Le prof : Je veux dire: si votre fils est aussi brillant
à l'école et si prometteur, il pourra sans doute
espérer une carrière intéressante: il serait
dommage qu'il ne puisse continuer.
Le paysan : Ah ouais?
Le prof: Certes.
Le paysan: Je comprend rien à ce que vous clapissez.
J'ai besoin de Jean-Chris pour travailler aux champs. Faut rentabiliser
c'gamin. Déjà qu'y coûte beaucoup, j'vais
pas lui payer des études à cent francs l'année.
Le prof: Euh... Et bien, si toi y'en a payer études
à ton fils maintenant, lui y'en a ramener thune plus tard...
Le paysan : Rien me dit qu'il réussira. Rien me
dit qu'il partagera s'il réussit et qu'il en a.
Le prof (Sorti de ses gonds): Microcéphale! Primaire!
Harpagon! SORTEZ, vous et vos histoires de fric! (Fin de la première
version)
Cette première version montre un devoir scolaire assez
bon (allant dans le sens du prof). Elle aurait pu se passer au
début du siècle, quand on croyait encore à
l'éducation nationale.
Voici cher lecteur, la deuxième variation sur ce même
dialogue:
Imaginez le même professeur que tout à l'heure, en
aviné. II rencontre le paysan au café du village.
Le prof: Alors pépé? On veut plus mettre
son lardon à l'école? Qu'est ce que c'est que ce
travail?
Le paysan : Vous avez encore bu. C'est pourquoi je ne me
fatiguerai pas les neurones à vous donner des explications.
Le prof: Écoute pépé, l'école
c'est le début de tout. Ca rend intelligent, et ensuite,
après, quand on a réussi les études et qu'on
a plein de diplôme, on se fait des monceaux de pognon. Et
vous voulez l'enlever, alors qu'il est vachement prometteur, hein?
Vous embêtez pas avec! Vous voulez des gosses cons et disciplinés,
donc pas chiants, foutez les à l'école! (Il rote.)
Le paysan : Je ne ... Pfff, avec un poivrot pareil, ils
n'iront pas loin, nos gosses.
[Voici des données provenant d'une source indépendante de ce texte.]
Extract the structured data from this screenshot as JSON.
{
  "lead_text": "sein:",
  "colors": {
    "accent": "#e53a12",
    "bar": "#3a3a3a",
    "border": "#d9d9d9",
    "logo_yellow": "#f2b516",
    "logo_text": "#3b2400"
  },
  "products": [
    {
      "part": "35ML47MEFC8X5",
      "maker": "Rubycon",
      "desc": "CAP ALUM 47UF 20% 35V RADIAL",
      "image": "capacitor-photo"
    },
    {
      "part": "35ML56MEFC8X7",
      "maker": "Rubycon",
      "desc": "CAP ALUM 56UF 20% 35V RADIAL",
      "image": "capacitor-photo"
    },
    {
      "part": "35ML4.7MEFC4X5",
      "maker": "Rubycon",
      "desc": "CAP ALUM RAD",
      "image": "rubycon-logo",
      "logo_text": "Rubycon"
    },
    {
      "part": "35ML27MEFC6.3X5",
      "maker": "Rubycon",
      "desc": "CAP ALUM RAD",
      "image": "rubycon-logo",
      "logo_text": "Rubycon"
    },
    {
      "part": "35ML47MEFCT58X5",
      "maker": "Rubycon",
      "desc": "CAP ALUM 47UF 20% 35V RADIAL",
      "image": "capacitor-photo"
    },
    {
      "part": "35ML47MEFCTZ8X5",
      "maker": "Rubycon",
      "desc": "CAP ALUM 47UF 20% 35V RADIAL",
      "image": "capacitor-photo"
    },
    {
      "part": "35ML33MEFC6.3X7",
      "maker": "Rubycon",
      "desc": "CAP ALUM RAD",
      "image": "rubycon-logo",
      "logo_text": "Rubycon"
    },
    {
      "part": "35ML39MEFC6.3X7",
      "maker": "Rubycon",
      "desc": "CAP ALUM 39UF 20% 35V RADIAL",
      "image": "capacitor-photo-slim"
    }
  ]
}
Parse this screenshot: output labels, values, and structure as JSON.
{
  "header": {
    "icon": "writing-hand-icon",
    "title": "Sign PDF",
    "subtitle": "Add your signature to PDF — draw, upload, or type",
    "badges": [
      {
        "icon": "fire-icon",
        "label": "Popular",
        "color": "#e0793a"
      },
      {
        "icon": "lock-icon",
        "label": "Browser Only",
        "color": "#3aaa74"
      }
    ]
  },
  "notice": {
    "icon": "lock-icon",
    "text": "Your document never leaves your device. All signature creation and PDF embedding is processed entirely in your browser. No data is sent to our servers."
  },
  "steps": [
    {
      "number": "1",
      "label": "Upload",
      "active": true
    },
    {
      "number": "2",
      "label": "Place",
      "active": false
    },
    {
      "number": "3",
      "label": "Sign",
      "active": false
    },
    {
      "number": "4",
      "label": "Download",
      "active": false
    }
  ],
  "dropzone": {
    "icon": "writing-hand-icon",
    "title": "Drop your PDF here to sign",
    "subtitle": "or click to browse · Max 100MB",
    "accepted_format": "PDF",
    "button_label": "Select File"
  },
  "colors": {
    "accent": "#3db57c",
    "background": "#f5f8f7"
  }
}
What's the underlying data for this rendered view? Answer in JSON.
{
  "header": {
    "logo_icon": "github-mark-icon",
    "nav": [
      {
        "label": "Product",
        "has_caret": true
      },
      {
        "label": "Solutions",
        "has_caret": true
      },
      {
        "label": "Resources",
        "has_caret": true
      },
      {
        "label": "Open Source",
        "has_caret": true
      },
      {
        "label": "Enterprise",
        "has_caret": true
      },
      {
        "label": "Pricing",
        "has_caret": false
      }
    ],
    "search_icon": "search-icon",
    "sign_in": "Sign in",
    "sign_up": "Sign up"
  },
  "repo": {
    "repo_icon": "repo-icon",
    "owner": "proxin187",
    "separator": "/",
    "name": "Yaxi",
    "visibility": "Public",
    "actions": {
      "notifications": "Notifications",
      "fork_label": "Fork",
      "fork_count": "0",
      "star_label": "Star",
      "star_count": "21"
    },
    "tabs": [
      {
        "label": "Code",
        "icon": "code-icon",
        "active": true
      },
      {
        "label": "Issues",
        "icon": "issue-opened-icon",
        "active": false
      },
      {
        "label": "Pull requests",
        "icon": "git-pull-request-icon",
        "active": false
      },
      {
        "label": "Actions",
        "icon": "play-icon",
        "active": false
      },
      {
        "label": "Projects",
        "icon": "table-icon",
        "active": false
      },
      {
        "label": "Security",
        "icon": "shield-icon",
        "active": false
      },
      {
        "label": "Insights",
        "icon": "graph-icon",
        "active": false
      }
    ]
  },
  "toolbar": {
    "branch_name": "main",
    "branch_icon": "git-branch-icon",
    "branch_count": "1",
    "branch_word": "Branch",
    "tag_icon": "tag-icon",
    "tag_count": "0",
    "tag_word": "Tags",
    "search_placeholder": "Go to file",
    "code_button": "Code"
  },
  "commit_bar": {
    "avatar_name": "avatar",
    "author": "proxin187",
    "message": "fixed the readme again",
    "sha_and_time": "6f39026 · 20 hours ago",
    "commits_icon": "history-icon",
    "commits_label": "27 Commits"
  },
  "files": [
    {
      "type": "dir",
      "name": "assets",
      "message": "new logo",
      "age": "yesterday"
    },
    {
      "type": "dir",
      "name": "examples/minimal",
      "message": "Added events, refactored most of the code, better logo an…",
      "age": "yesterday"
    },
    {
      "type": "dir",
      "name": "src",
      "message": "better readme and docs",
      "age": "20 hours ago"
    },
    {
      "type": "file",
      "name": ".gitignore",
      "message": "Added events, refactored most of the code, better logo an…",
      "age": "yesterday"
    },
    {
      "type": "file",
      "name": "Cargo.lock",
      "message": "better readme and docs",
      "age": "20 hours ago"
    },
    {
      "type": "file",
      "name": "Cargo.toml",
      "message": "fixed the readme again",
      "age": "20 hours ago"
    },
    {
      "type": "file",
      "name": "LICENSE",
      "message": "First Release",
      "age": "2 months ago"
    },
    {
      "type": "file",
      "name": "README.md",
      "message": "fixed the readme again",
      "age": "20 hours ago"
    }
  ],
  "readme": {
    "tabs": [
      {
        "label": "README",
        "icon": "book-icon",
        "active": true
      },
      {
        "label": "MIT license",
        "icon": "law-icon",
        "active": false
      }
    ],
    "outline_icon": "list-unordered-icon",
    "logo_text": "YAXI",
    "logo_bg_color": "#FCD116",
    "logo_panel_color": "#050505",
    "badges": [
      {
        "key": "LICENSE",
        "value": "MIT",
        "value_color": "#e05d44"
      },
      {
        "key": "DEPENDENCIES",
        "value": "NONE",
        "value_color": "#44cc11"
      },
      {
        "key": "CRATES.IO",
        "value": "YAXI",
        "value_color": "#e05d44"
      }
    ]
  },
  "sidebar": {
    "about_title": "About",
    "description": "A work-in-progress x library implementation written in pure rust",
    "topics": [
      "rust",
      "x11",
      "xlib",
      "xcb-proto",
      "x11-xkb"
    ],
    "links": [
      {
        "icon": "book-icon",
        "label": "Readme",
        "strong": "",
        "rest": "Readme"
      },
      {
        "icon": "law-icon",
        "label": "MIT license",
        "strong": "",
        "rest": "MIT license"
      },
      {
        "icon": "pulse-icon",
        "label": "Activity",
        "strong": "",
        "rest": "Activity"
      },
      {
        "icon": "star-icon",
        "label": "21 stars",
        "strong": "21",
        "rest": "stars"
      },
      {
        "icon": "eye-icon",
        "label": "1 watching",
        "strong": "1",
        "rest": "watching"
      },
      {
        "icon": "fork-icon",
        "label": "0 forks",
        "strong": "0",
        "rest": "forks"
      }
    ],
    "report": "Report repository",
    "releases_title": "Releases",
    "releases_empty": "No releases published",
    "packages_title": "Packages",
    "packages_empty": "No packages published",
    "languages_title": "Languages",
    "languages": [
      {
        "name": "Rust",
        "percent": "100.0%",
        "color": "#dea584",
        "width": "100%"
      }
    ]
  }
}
Et comment osez vous me demander
pourquoi j'ai enlevé Jean-Christian de ce collège,
où on retrouve les professeurs dans les bars après
les cours, en train de se saouler.
Le prof :(pour lui) L'éducation nationale est un
vaste bordel. Avec leur structure à la con, les heures
de cours à des moments impossibles de la journée,
et des directeurs qui cachent à peine leur sympathie pour
l'extrême droite. Avec des gosses qui sont pour la plupart
caractériels, déprimés ou simplement débiles.
Les profs qui ne boivent pas ont soit un caractère en acier
trempé digne d'un légionnaire, soit des tendances
carrément psychotiques. Ne parlons pas du contenu des cours
aseptisé, des locaux minables et dix fois trop petits,
des classes surchargées, ou encore des méthodes
d'enseignement à peine moins dirigistes qu'à l'armée
et dont le dialogue est de toute façon exclu, ainsi d'ailleurs
que la réflexion. (Il a un haut le cœur)
Du par-coeur, voilà ce que veut l'éducation nationale!
Voilà ce que veut la république! Des ignorants qui
se posent pas de question, et qui obéissent, s'il vous
plait! (il vomit derrière le bar.)
Le paysan : Je crois que Jean-christophe est mieux à
la maison.
Le prof: Nous sommes d'accord.
(Ils trinquent et se saoulent la gueule jusque tard dans la soirée.)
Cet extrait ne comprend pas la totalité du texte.